IN EICHENWÄLDERN GEMÄSTET
Kein Wunder, stammen diese Schweine doch aus Spanien. Schinken dieser spanischen Schweinerasse gehören zu beliebten Delikatessen von Gourmets und Spanienurlaubern. Qualität und aromatischer Geschmack des Fleisches sind in der Haltung und insbesondere in der Genetik und im Futter der Tiere begründet: In Spanien leben die Ibérico Schweine ihr Leben lang auf großen Flächen in Steineichenbeständen und futtern die letzten Monate ihrer Mastzeit hauptsächlich Eicheln.
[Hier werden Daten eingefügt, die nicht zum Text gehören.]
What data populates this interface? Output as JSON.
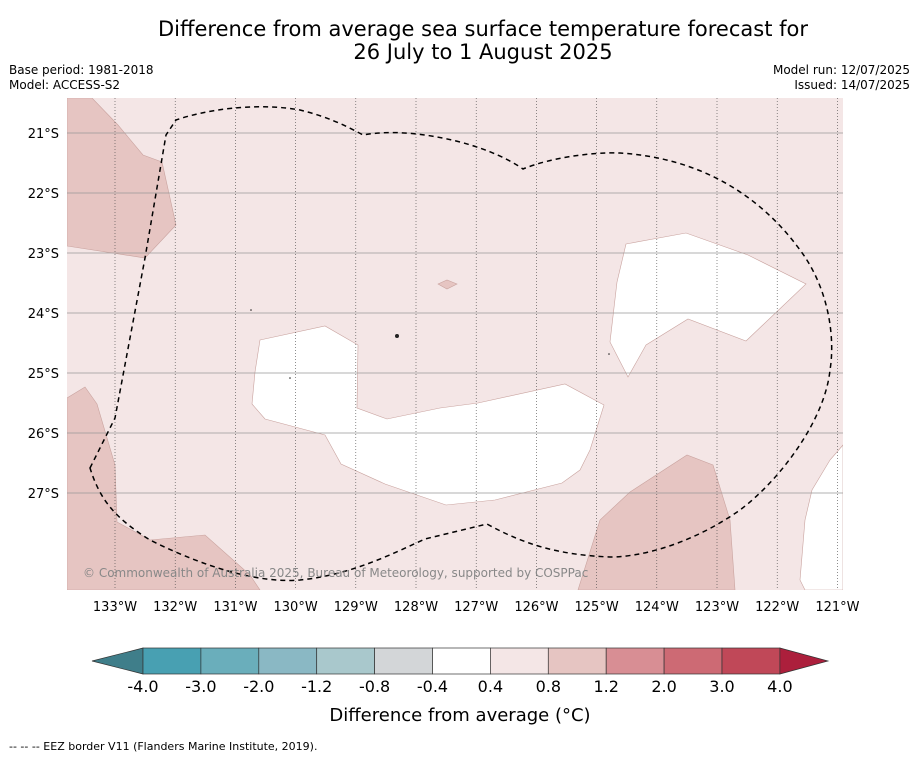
{
  "title_line1": "Difference from average sea surface temperature forecast for",
  "title_line2": "26 July to 1 August 2025",
  "meta_left": [
    "Base period: 1981-2018",
    "Model: ACCESS-S2"
  ],
  "meta_right": [
    "Model run: 12/07/2025",
    "Issued: 14/07/2025"
  ],
  "copyright": "© Commonwealth of Australia 2025, Bureau of Meteorology, supported by COSPPac",
  "lat_labels": [
    "21°S",
    "22°S",
    "23°S",
    "24°S",
    "25°S",
    "26°S",
    "27°S"
  ],
  "lon_labels": [
    "133°W",
    "132°W",
    "131°W",
    "130°W",
    "129°W",
    "128°W",
    "127°W",
    "126°W",
    "125°W",
    "124°W",
    "123°W",
    "122°W",
    "121°W"
  ],
  "colorbar": {
    "tick_labels": [
      "-4.0",
      "-3.0",
      "-2.0",
      "-1.2",
      "-0.8",
      "-0.4",
      "0.4",
      "0.8",
      "1.2",
      "2.0",
      "3.0",
      "4.0"
    ],
    "colors": [
      "#3f7e8a",
      "#48a0b2",
      "#6aaebb",
      "#8ab8c4",
      "#a9c8cc",
      "#d3d6d8",
      "#ffffff",
      "#f4e6e6",
      "#e6c5c2",
      "#d88e94",
      "#cd6a74",
      "#c04858",
      "#ac1f3c"
    ],
    "title": "Difference from average (°C)"
  },
  "map_colors": {
    "background": "#f4e6e6",
    "light_patch": "#ffffff",
    "warm_patch": "#e6c5c2",
    "eez_line": "#000000"
  },
  "footnote": "-- -- -- EEZ border V11 (Flanders Marine Institute, 2019)."
}
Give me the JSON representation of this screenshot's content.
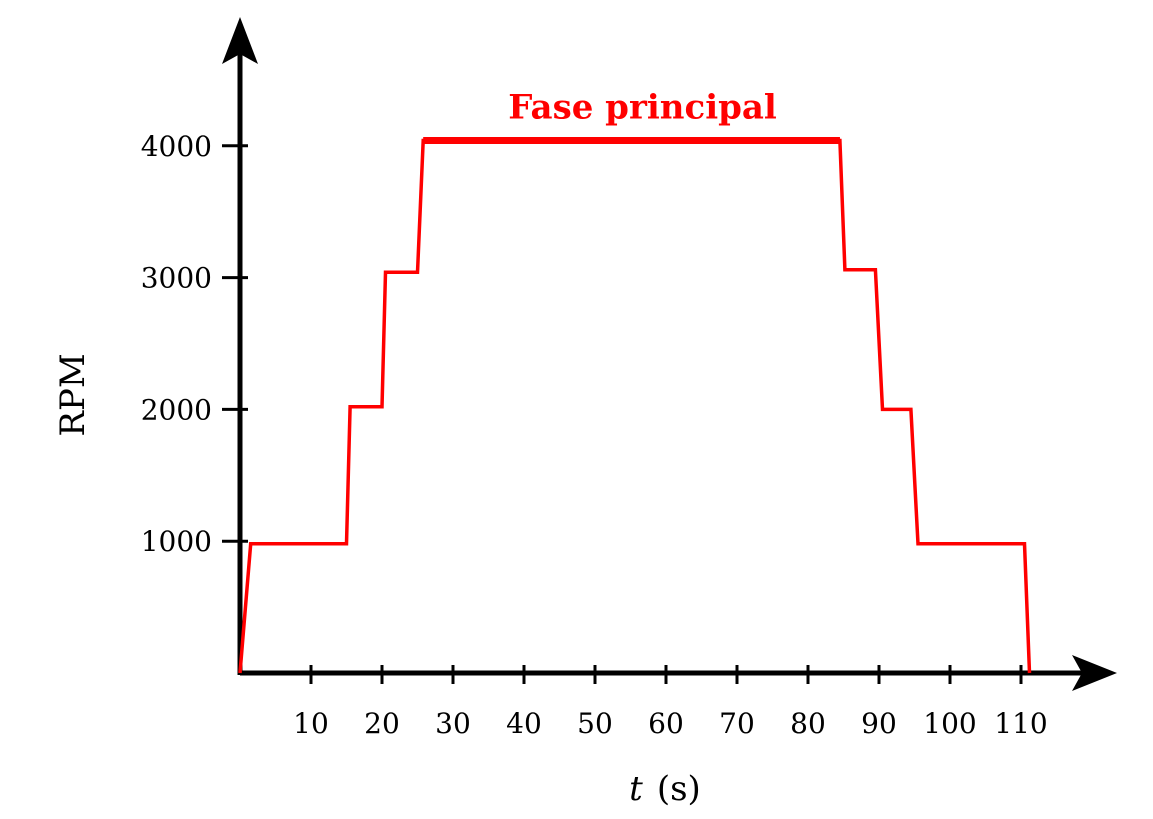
{
  "chart_data": {
    "type": "line",
    "title": "",
    "xlabel_var": "t",
    "xlabel_unit": "(s)",
    "ylabel": "RPM",
    "xlim": [
      0,
      115
    ],
    "ylim": [
      0,
      4000
    ],
    "x_ticks": [
      10,
      20,
      30,
      40,
      50,
      60,
      70,
      80,
      90,
      100,
      110
    ],
    "y_ticks": [
      1000,
      2000,
      3000,
      4000
    ],
    "grid": false,
    "series": [
      {
        "name": "RPM",
        "color": "#ff0000",
        "x": [
          0,
          1.5,
          15,
          15.5,
          20,
          20.5,
          25,
          25.8,
          84.5,
          85.2,
          89.5,
          90.5,
          94.5,
          95.5,
          110.5,
          111.2
        ],
        "y": [
          0,
          980,
          980,
          2020,
          2020,
          3040,
          3040,
          4040,
          4040,
          3060,
          3060,
          2000,
          2000,
          980,
          980,
          0
        ]
      }
    ],
    "annotations": [
      {
        "text": "Fase principal",
        "color": "#ff0000",
        "x_start": 25.8,
        "x_end": 84.5,
        "y": 4040
      }
    ]
  }
}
Die Tiere leben länger, 14 bis 18 Monate dauert die Schlachtreife – ein Schwein in konventioneller Haltung wird etwa sieben Monate alt. Anders als die in Deutschland üblichen Hausschweine, die auf 16 Rippen gezüchtet wurden, haben die Ibérico-Schweine nur zwölf oder 13 Rippenpaare – deshalb wirken sie so sportiv. „Man möchte das intramuskuläre Fett dieser Tiere haben“, erklärt Christian Vincke, „die Fettauflage an sich ist bei den Ibéricos fünfmal so dick wie beim gewöhnlichen Schwein.“ Wer einmal in Spanien war, dem sind in Bars und Restaurants die von der Decke hängenden Schinkenkeulen bekannt. 14 bis 36 Monate reift die Delikatesse an der Luft, bis ein Messer eine hauchzarte Scheibe schneidet. Da läuft einem – abgesehen von den Vegetariern – das Wasser im Munde zusammen.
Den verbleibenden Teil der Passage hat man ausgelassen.